Endovascular coiling is minimally invasive. A thin catheter is threaded from an artery in the leg up into the brain’s blood vessels. Once positioned inside the aneurysm, tiny platinum coils are released that pack the aneurysm and trigger clotting, effectively blocking it off from the inside. Coiling involves no opening of the skull, and patients generally have better short-term neurological outcomes. It is also the only practical option for aneurysms located at the back of the brain, which are difficult to reach surgically. The tradeoff is a higher rate of incomplete closure (about 22%), which can require follow-up procedures.

The landmark International Subarachnoid Aneurysm Trial compared the two approaches for ruptured aneurysms and found that coiling reduced the risk of death or dependency by about 7 percentage points.
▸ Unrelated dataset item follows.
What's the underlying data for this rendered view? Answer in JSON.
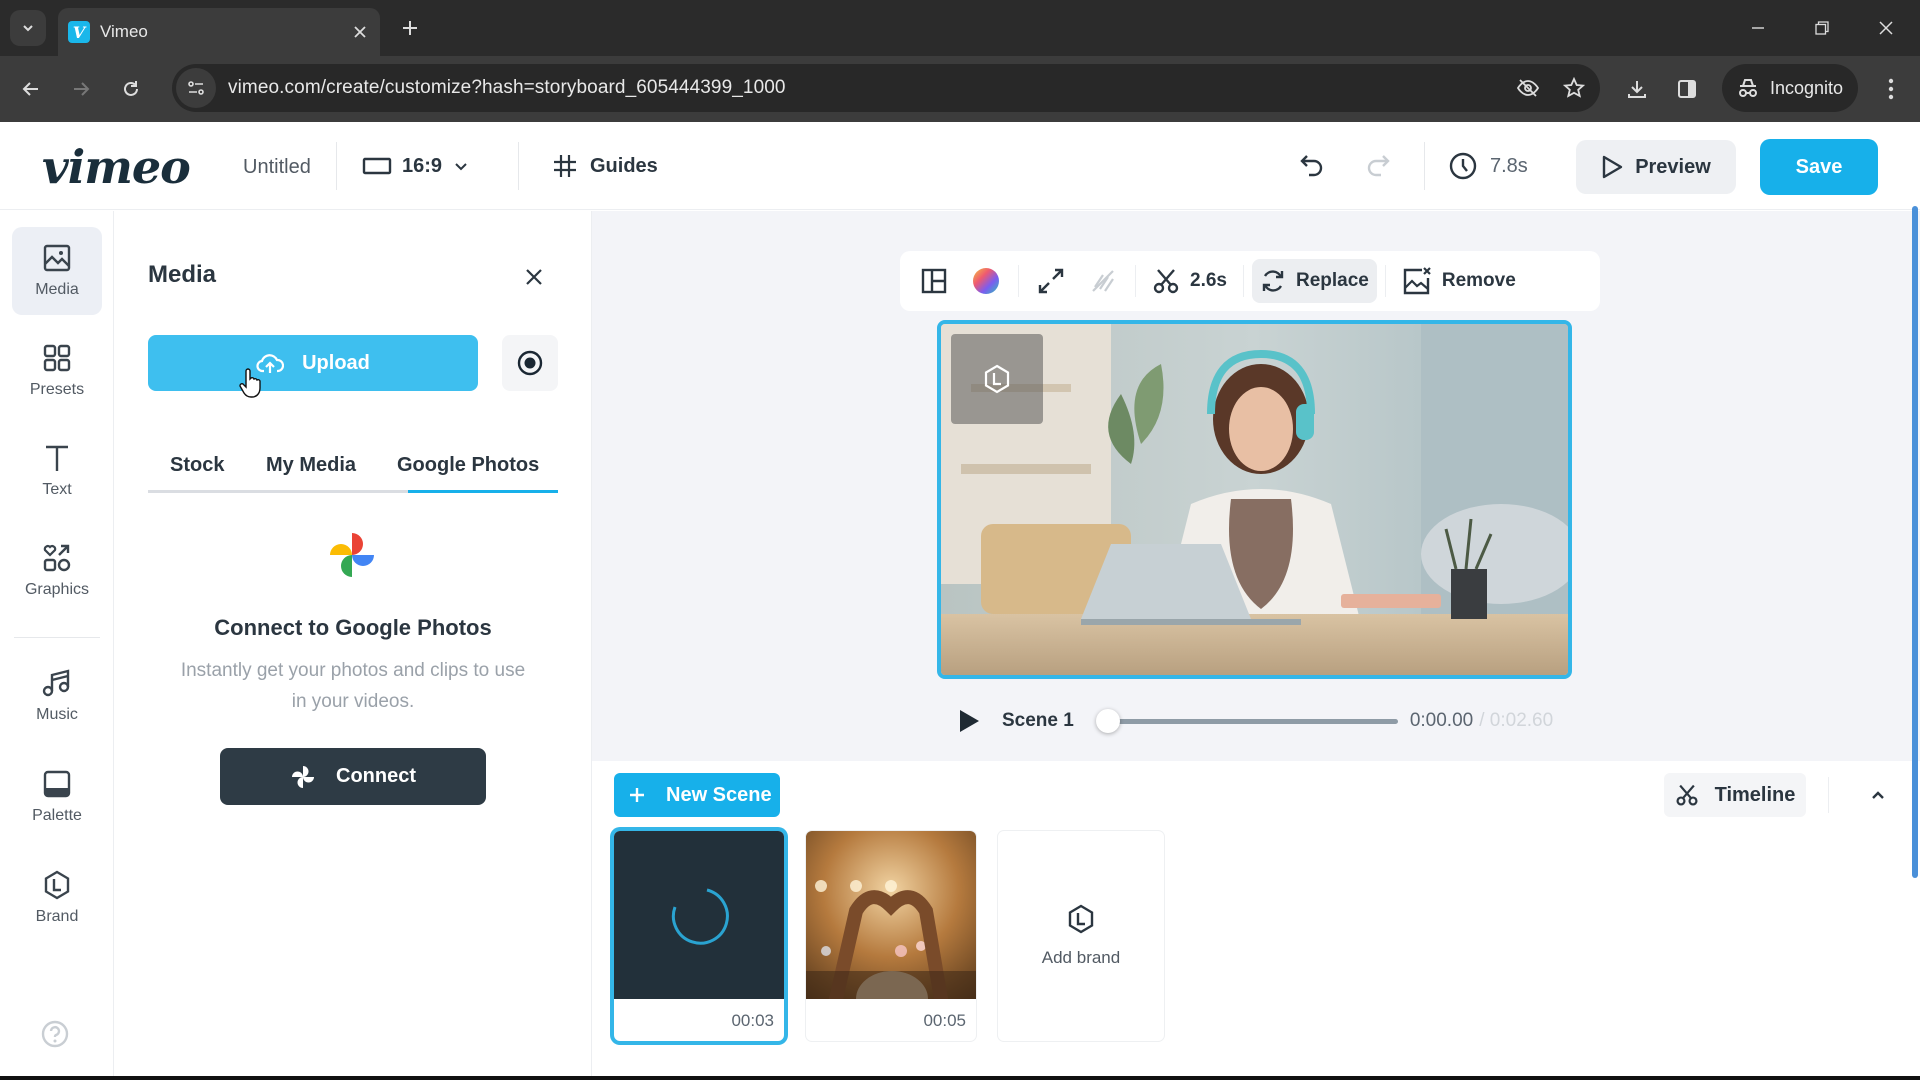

Fourteen-day fatality rates were 6.4% for coiling versus 8.2% for clipping. Coiling has since become the preferred approach at most centers, though clipping remains essential for very large aneurysms or cases where coiling is not technically possible.

For large intracerebral hemorrhages, surgery may be performed to evacuate the blood clot and relieve pressure, though the decision depends heavily on the bleed’s size, location, and the patient’s overall condition.

Recovery and Outlook

Hemorrhagic strokes are more immediately life-threatening than ischemic strokes, and the first 24 to 72 hours are the most critical period. Expansion of the initial bleed, swelling of surrounding brain tissue, and secondary complications like seizures or fluid buildup in the brain all pose ongoing risks during early hospitalization. Most patients are managed in a neurological intensive care unit during this window.

For those who survive the acute phase, recovery follows a trajectory similar to other strokes but often starts from a more severe deficit. Rehabilitation typically involves physical therapy, occupational therapy, and speech therapy depending on which brain areas were affected. Recovery can continue for months to over a year as the brain adapts and heals, though some degree of lasting impairment is common with larger hemorrhages.

Long-term prevention focuses heavily on blood pressure control, which remains the single most effective way to reduce the risk of a first or recurrent hemorrhagic stroke. For patients with cerebral amyloid angiopathy, decisions about resuming blood thinners are particularly complex, since these medications can increase the risk of another bleed in already-fragile vessels.